HtmlUnit 从 Div 抓取 Xpath

HtmlUnit Scraping Xpath from Div

我正在尝试抓取 google 电影页面的内容,我想要剧院的名称、地址和时间。 正如您在 google 电影页面中看到的那样,该信息的每个块都在 div 中,其中有一个 class 命名的剧院,在 div 里面有名称、地址和每个剧院的时间。

所以我所做的是使用 htmlunit 提取剧院列表 divs:

List<HtmlDivision> div =  (List<HtmlDivision>) page.getByXPath("//div[@class='theater']");

当打印列表的内容时,我得到了预期的结果:

System.out.println(div.get(0).asText());

Regal Battery Park Stadium 11
102 North End Avenue, New York, NY
1:00‎ ‎4:10‎ ‎7:20‎ ‎10:35pm‎

现在我想将此信息拆分为名称、地址和时间,问题是当我这样做时:

System.out.println("Theater " + div.get(0).getByXPath("//div[@class='name']/a/text()"));

结果是页面中每个剧院的名称:

Theater [Regal Battery Park Stadium 11, UA Court Street Stadium 12 & RPX, Regal Union Square Stadium 14, Cobble Hill Cinemas, Bow Tie Chelsea Cinemas, AMC Newport Centre 11, Regal Battery Park Stadium 11, AMC Village 7, UA Court Street Stadium 12 & RPX, Cobble Hill Cinemas, AMC Loews 19th St.

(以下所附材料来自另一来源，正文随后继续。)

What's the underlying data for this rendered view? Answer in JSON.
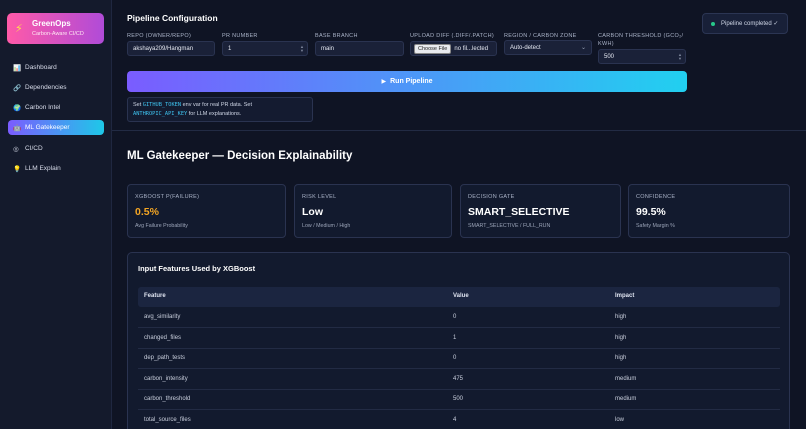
{
  "sidebar": {
    "brand_title": "GreenOps",
    "brand_subtitle": "Carbon-Aware CI/CD",
    "items": [
      {
        "icon": "bar-chart-icon",
        "glyph": "📊",
        "label": "Dashboard",
        "active": false
      },
      {
        "icon": "link-icon",
        "glyph": "🔗",
        "label": "Dependencies",
        "active": false
      },
      {
        "icon": "globe-icon",
        "glyph": "🌍",
        "label": "Carbon Intel",
        "active": false
      },
      {
        "icon": "robot-icon",
        "glyph": "🤖",
        "label": "ML Gatekeeper",
        "active": true
      },
      {
        "icon": "cycle-icon",
        "glyph": "◎",
        "label": "CI/CD",
        "active": false
      },
      {
        "icon": "lightbulb-icon",
        "glyph": "💡",
        "label": "LLM Explain",
        "active": false
      }
    ]
  },
  "config": {
    "title": "Pipeline Configuration",
    "toast": "Pipeline completed ✓",
    "fields": {
      "repo": {
        "label": "REPO (OWNER/REPO)",
        "value": "akshaya209/Hangman"
      },
      "pr": {
        "label": "PR NUMBER",
        "value": "1"
      },
      "branch": {
        "label": "BASE BRANCH",
        "value": "main"
      },
      "diff": {
        "label": "UPLOAD DIFF (.DIFF/.PATCH)",
        "button": "Choose File",
        "filename": "no fil...lected"
      },
      "region": {
        "label": "REGION / CARBON ZONE",
        "value": "Auto-detect"
      },
      "threshold": {
        "label_line1": "CARBON THRESHOLD (GCO₂/",
        "label_line2": "KWH)",
        "value": "500"
      }
    },
    "run_button": "Run Pipeline",
    "hint": {
      "t1": "Set ",
      "c1": "GITHUB_TOKEN",
      "t2": " env var for real PR data. Set",
      "c2": "ANTHROPIC_API_KEY",
      "t3": " for LLM explanations."
    }
  },
  "gatekeeper": {
    "title": "ML Gatekeeper — Decision Explainability",
    "cards": [
      {
        "label": "XGBOOST P(FAILURE)",
        "value": "0.5%",
        "sub": "Avg Failure Probability",
        "color": "#f5a623"
      },
      {
        "label": "RISK LEVEL",
        "value": "Low",
        "sub": "Low / Medium / High",
        "color": "#ffffff"
      },
      {
        "label": "DECISION GATE",
        "value": "SMART_SELECTIVE",
        "sub": "SMART_SELECTIVE / FULL_RUN",
        "color": "#ffffff"
      },
      {
        "label": "CONFIDENCE",
        "value": "99.5%",
        "sub": "Safety Margin %",
        "color": "#ffffff"
      }
    ],
    "features": {
      "title": "Input Features Used by XGBoost",
      "columns": [
        "Feature",
        "Value",
        "Impact"
      ],
      "rows": [
        {
          "feature": "avg_similarity",
          "value": "0",
          "impact": "high"
        },
        {
          "feature": "changed_files",
          "value": "1",
          "impact": "high"
        },
        {
          "feature": "dep_path_tests",
          "value": "0",
          "impact": "high"
        },
        {
          "feature": "carbon_intensity",
          "value": "475",
          "impact": "medium"
        },
        {
          "feature": "carbon_threshold",
          "value": "500",
          "impact": "medium"
        },
        {
          "feature": "total_source_files",
          "value": "4",
          "impact": "low"
        }
      ]
    }
  }
}
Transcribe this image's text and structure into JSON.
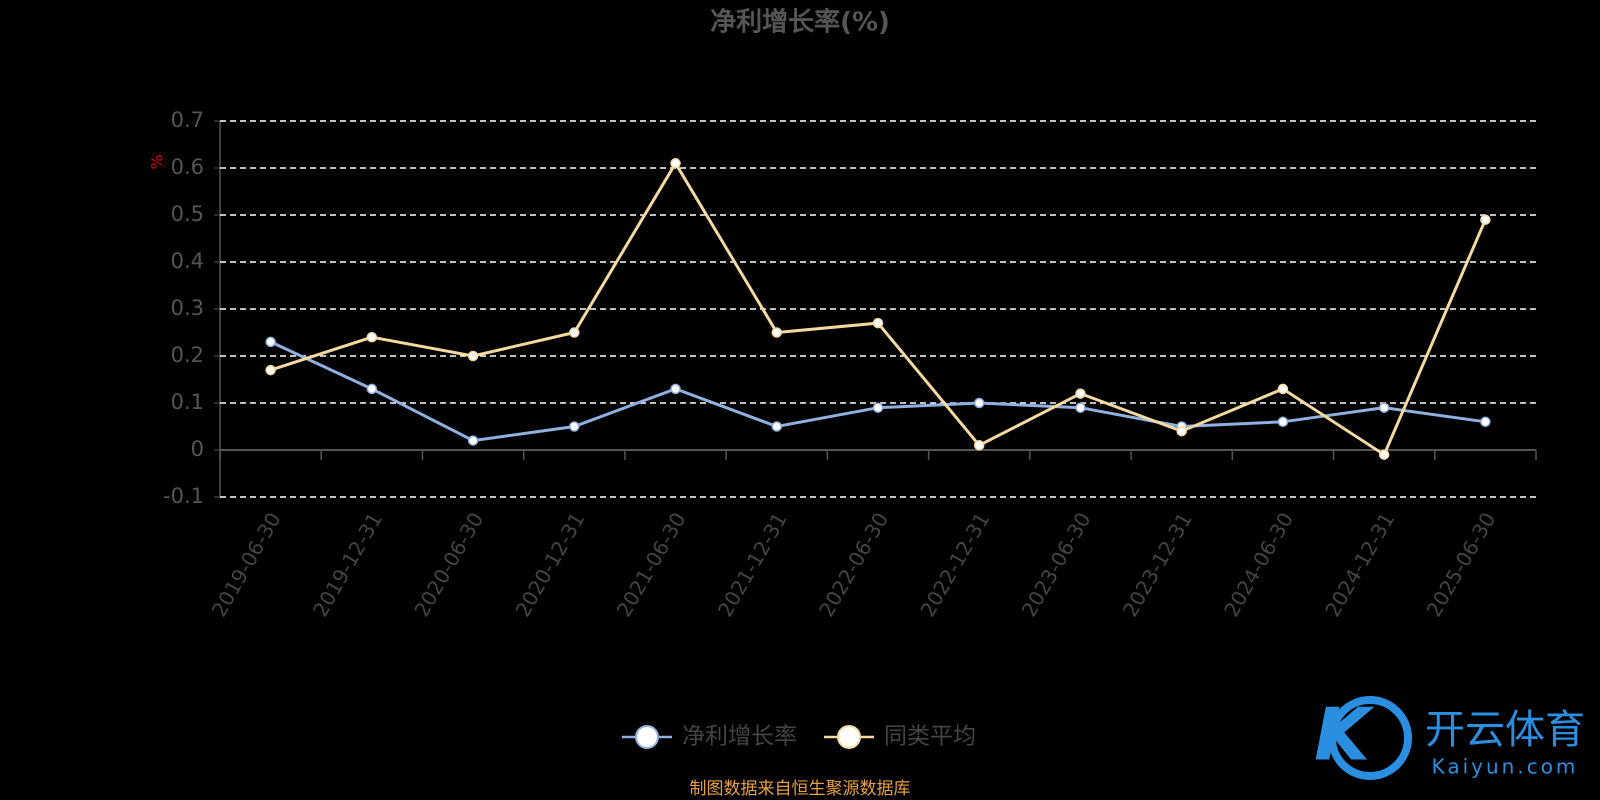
{
  "chart_data": {
    "type": "line",
    "title": "净利增长率(%)",
    "y_label": "%",
    "categories": [
      "2019-06-30",
      "2019-12-31",
      "2020-06-30",
      "2020-12-31",
      "2021-06-30",
      "2021-12-31",
      "2022-06-30",
      "2022-12-31",
      "2023-06-30",
      "2023-12-31",
      "2024-06-30",
      "2024-12-31",
      "2025-06-30"
    ],
    "series": [
      {
        "name": "净利增长率",
        "color": "#8fb0e0",
        "values": [
          0.23,
          0.13,
          0.02,
          0.05,
          0.13,
          0.05,
          0.09,
          0.1,
          0.09,
          0.05,
          0.06,
          0.09,
          0.06
        ]
      },
      {
        "name": "同类平均",
        "color": "#f5d9a0",
        "values": [
          0.17,
          0.24,
          0.2,
          0.25,
          0.61,
          0.25,
          0.27,
          0.01,
          0.12,
          0.04,
          0.13,
          -0.01,
          0.49
        ]
      }
    ],
    "ylim": [
      -0.1,
      0.7
    ],
    "yticks": [
      -0.1,
      0,
      0.1,
      0.2,
      0.3,
      0.4,
      0.5,
      0.6,
      0.7
    ],
    "grid": true,
    "legend": "bottom",
    "source": "制图数据来自恒生聚源数据库",
    "watermark": {
      "brand": "开云体育",
      "site": "Kaiyun.com"
    }
  }
}
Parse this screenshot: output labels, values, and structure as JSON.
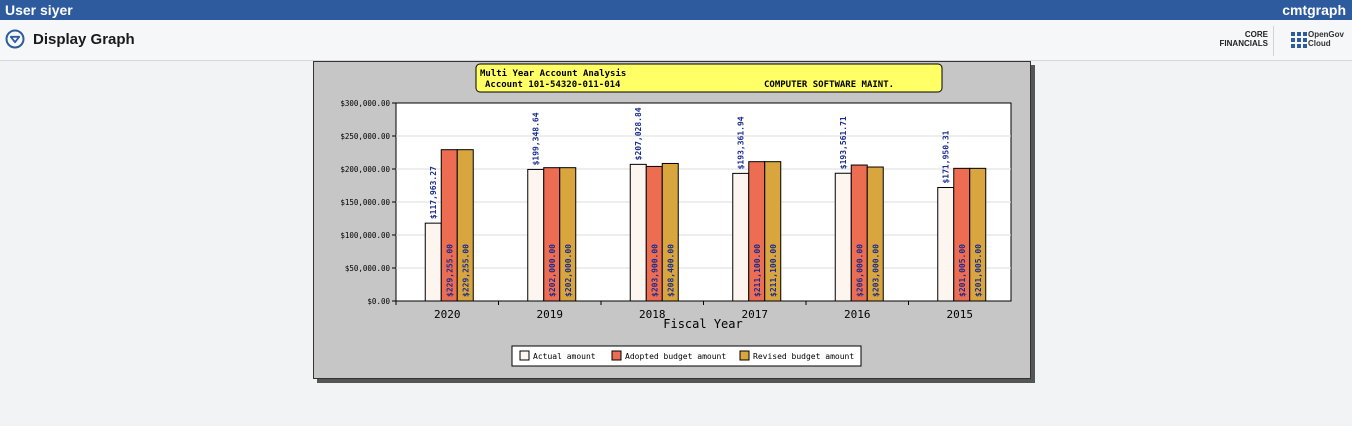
{
  "header": {
    "user": "User siyer",
    "program": "cmtgraph"
  },
  "titlebar": {
    "title": "Display Graph",
    "core_line1": "CORE",
    "core_line2": "FINANCIALS",
    "og_line1": "OpenGov",
    "og_line2": "Cloud"
  },
  "colors": {
    "actual": "#fdf5ef",
    "adopted": "#ec6d52",
    "revised": "#d8a53e",
    "label_text": "#1a2d8f"
  },
  "chart_data": {
    "type": "bar",
    "title_line1": "Multi Year Account Analysis",
    "title_line2": "Account 101-54320-011-014",
    "title_desc": "COMPUTER SOFTWARE MAINT.",
    "xlabel": "Fiscal Year",
    "ylabel": "",
    "ylim": [
      0,
      300000
    ],
    "yticks": [
      "$0.00",
      "$50,000.00",
      "$100,000.00",
      "$150,000.00",
      "$200,000.00",
      "$250,000.00",
      "$300,000.00"
    ],
    "categories": [
      "2020",
      "2019",
      "2018",
      "2017",
      "2016",
      "2015"
    ],
    "series": [
      {
        "name": "Actual amount",
        "values": [
          117963.27,
          199348.64,
          207028.84,
          193361.94,
          193561.71,
          171950.31
        ],
        "labels": [
          "$117,963.27",
          "$199,348.64",
          "$207,028.84",
          "$193,361.94",
          "$193,561.71",
          "$171,950.31"
        ]
      },
      {
        "name": "Adopted budget amount",
        "values": [
          229255.0,
          202000.0,
          203900.0,
          211100.0,
          206000.0,
          201005.0
        ],
        "labels": [
          "$229,255.00",
          "$202,000.00",
          "$203,900.00",
          "$211,100.00",
          "$206,000.00",
          "$201,005.00"
        ]
      },
      {
        "name": "Revised budget amount",
        "values": [
          229255.0,
          202000.0,
          208400.0,
          211100.0,
          203000.0,
          201005.0
        ],
        "labels": [
          "$229,255.00",
          "$202,000.00",
          "$208,400.00",
          "$211,100.00",
          "$203,000.00",
          "$201,005.00"
        ]
      }
    ],
    "legend_position": "bottom"
  }
}
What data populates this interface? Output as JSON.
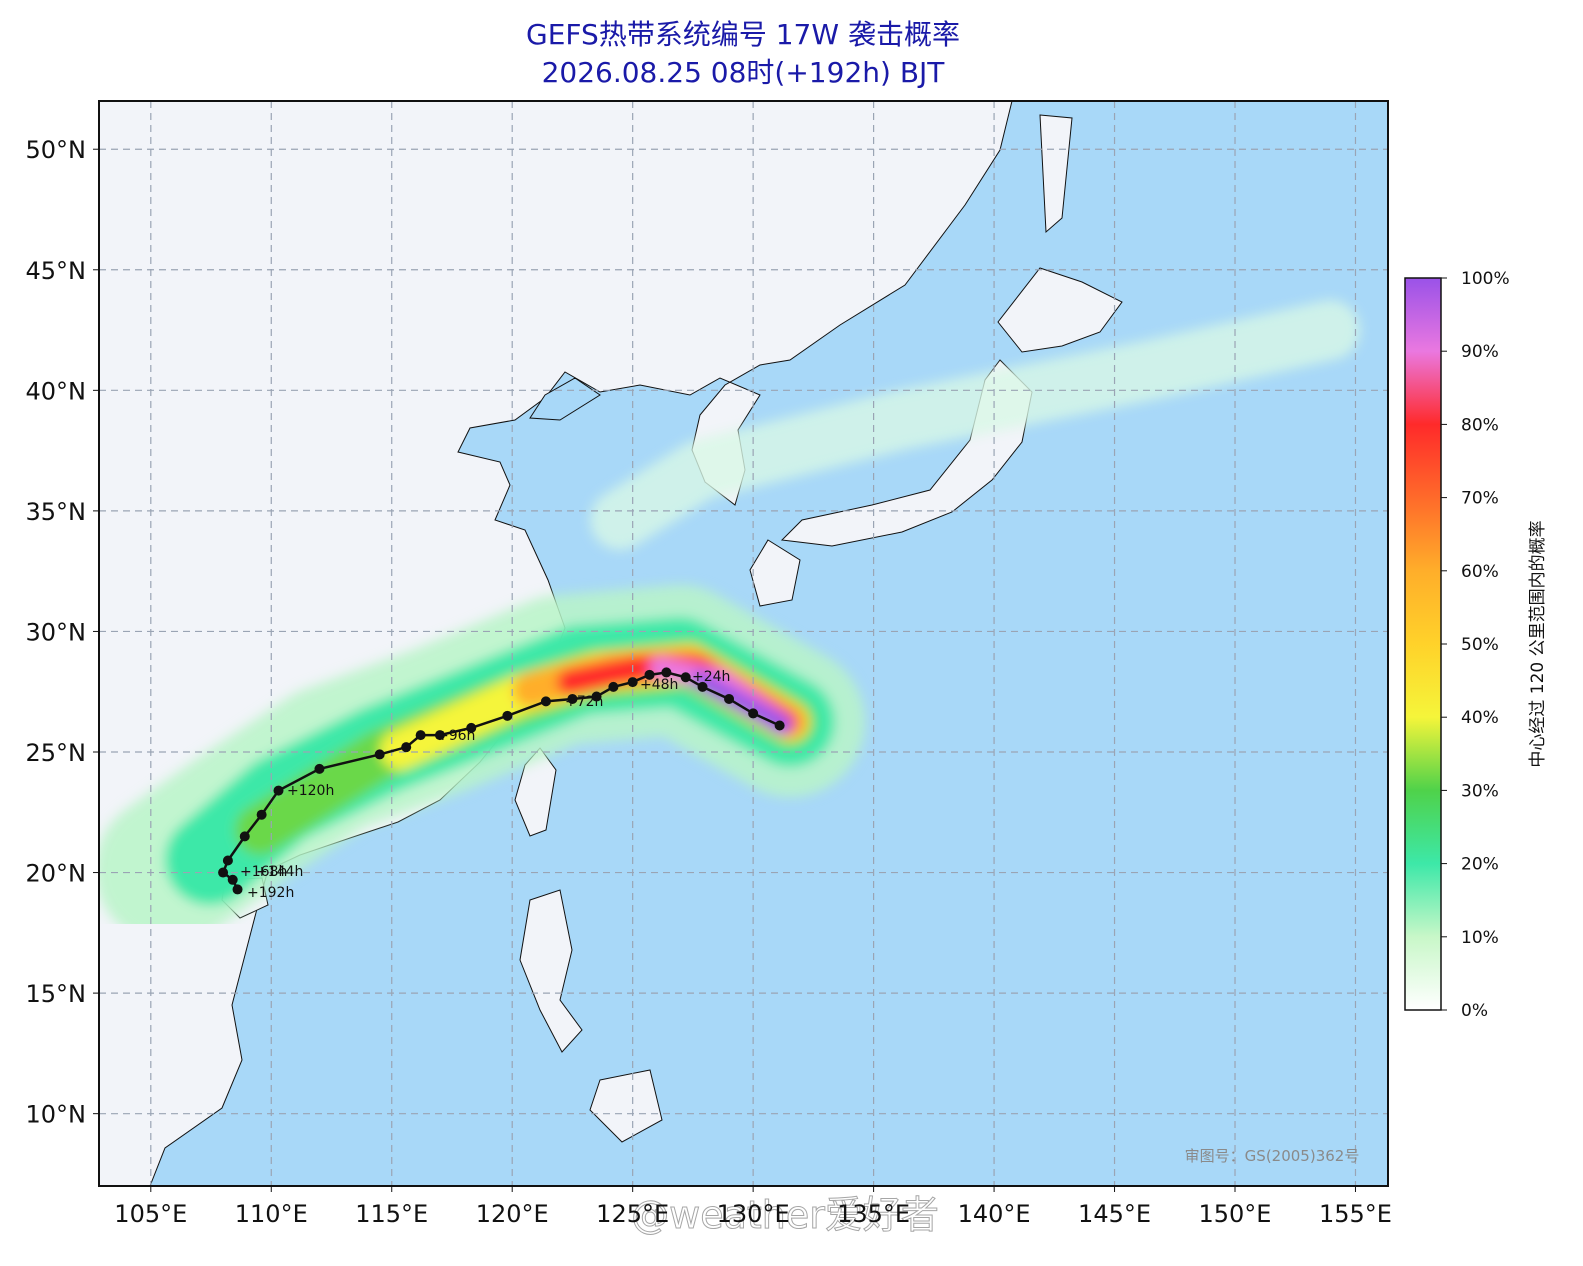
{
  "map": {
    "title": "GEFS热带系统编号 17W 袭击概率",
    "subtitle": "2026.08.25 08时(+192h) BJT",
    "xlim": [
      102.85,
      156.35
    ],
    "ylim": [
      7.0,
      52.0
    ],
    "xticks": [
      {
        "value": 105,
        "label": "105°E"
      },
      {
        "value": 110,
        "label": "110°E"
      },
      {
        "value": 115,
        "label": "115°E"
      },
      {
        "value": 120,
        "label": "120°E"
      },
      {
        "value": 125,
        "label": "125°E"
      },
      {
        "value": 130,
        "label": "130°E"
      },
      {
        "value": 135,
        "label": "135°E"
      },
      {
        "value": 140,
        "label": "140°E"
      },
      {
        "value": 145,
        "label": "145°E"
      },
      {
        "value": 150,
        "label": "150°E"
      },
      {
        "value": 155,
        "label": "155°E"
      }
    ],
    "yticks": [
      {
        "value": 10,
        "label": "10°N"
      },
      {
        "value": 15,
        "label": "15°N"
      },
      {
        "value": 20,
        "label": "20°N"
      },
      {
        "value": 25,
        "label": "25°N"
      },
      {
        "value": 30,
        "label": "30°N"
      },
      {
        "value": 35,
        "label": "35°N"
      },
      {
        "value": 40,
        "label": "40°N"
      },
      {
        "value": 45,
        "label": "45°N"
      },
      {
        "value": 50,
        "label": "50°N"
      }
    ],
    "grid": true,
    "track": {
      "lon": [
        131.1,
        130.0,
        129.0,
        127.9,
        127.2,
        126.4,
        125.7,
        125.0,
        124.2,
        123.5,
        122.5,
        121.4,
        119.8,
        118.3,
        117.0,
        116.2,
        115.6,
        114.5,
        112.0,
        110.3,
        109.6,
        108.9,
        108.2,
        108.0,
        108.4,
        108.6
      ],
      "lat": [
        26.1,
        26.6,
        27.2,
        27.7,
        28.1,
        28.3,
        28.2,
        27.9,
        27.7,
        27.3,
        27.2,
        27.1,
        26.5,
        26.0,
        25.7,
        25.7,
        25.2,
        24.9,
        24.3,
        23.4,
        22.4,
        21.5,
        20.5,
        20.0,
        19.7,
        19.3
      ],
      "color": "#111111"
    },
    "track_labels": [
      "+24h",
      "+48h",
      "+72h",
      "+96h",
      "+120h",
      "+144h",
      "+168h",
      "+192h"
    ],
    "colorbar": {
      "label": "中心经过 120 公里范围内的概率",
      "ticks": [
        {
          "value": 0,
          "label": "0%"
        },
        {
          "value": 10,
          "label": "10%"
        },
        {
          "value": 20,
          "label": "20%"
        },
        {
          "value": 30,
          "label": "30%"
        },
        {
          "value": 40,
          "label": "40%"
        },
        {
          "value": 50,
          "label": "50%"
        },
        {
          "value": 60,
          "label": "60%"
        },
        {
          "value": 70,
          "label": "70%"
        },
        {
          "value": 80,
          "label": "80%"
        },
        {
          "value": 90,
          "label": "90%"
        },
        {
          "value": 100,
          "label": "100%"
        }
      ],
      "range": [
        0,
        100
      ]
    },
    "approval": "审图号：GS(2005)362号",
    "watermark": "@weather爱好者"
  }
}
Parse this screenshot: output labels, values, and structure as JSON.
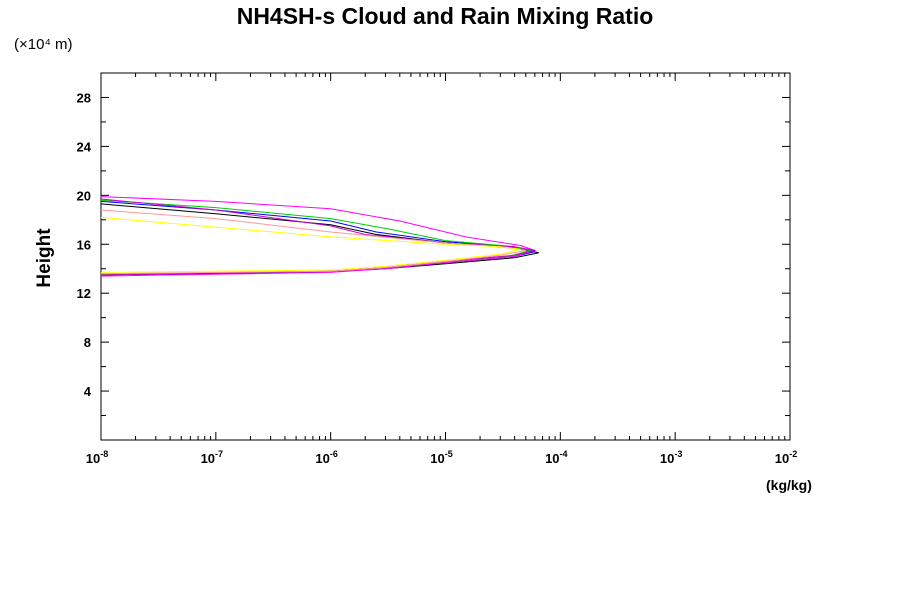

East 6, AMC Newport Centre 11, Regal Battery Park Stadium 11, UA Court Street Stadium 12 & RPX, Regal Union Square Stadium 14, Bow Tie Chelsea Cinemas, AMC Newport Centre 11, AMC Loews 34th Street 14, Regal Battery Park Stadium 11, UA Court Street Stadium 12 & RPX, City Cinemas Village East Cinema, AMC Loews 19th St. East 6, AMC Newport Centre 11, AMC Loews 34th Street 14, Regal Battery Park Stadium 11, UA Court Street Stadium 12 & RPX, Regal Union Square Stadium 14, Bow Tie Chelsea Cinemas, AMC Newport Centre 11, AMC Loews 34th Street 14, Regal Battery Park Stadium 11, UA Court Street Stadium 12 & RPX, Regal Union Square Stadium 14, Cobble Hill Cinemas, AMC Newport Centre 11, AMC Loews 34th Street 14, Regal Battery Park Stadium 11, UA Court Street Stadium 12 & RPX, Regal Union Square Stadium 14, Cobble Hill Cinemas, Bow Tie Chelsea Cinemas, AMC Newport Centre 11, Regal Battery Park Stadium 11, UA Court Street Stadium 12 & RPX, City Cinemas Village East Cinema, AMC Loews Kips Bay 15, Regal E-Walk Stadium 13 & RPX, Pavilion Cinema, AMC Village 7, UA Court Street Stadium 12 & RPX, AMC Loews 19th St. East 6, AMC Newport Centre 11, AMC Loews 34th Street 14, AMC Loews Kips Bay 15, Regal E-Walk Stadium 13 & RPX, Frank Theatres - South Cove Stadium 12]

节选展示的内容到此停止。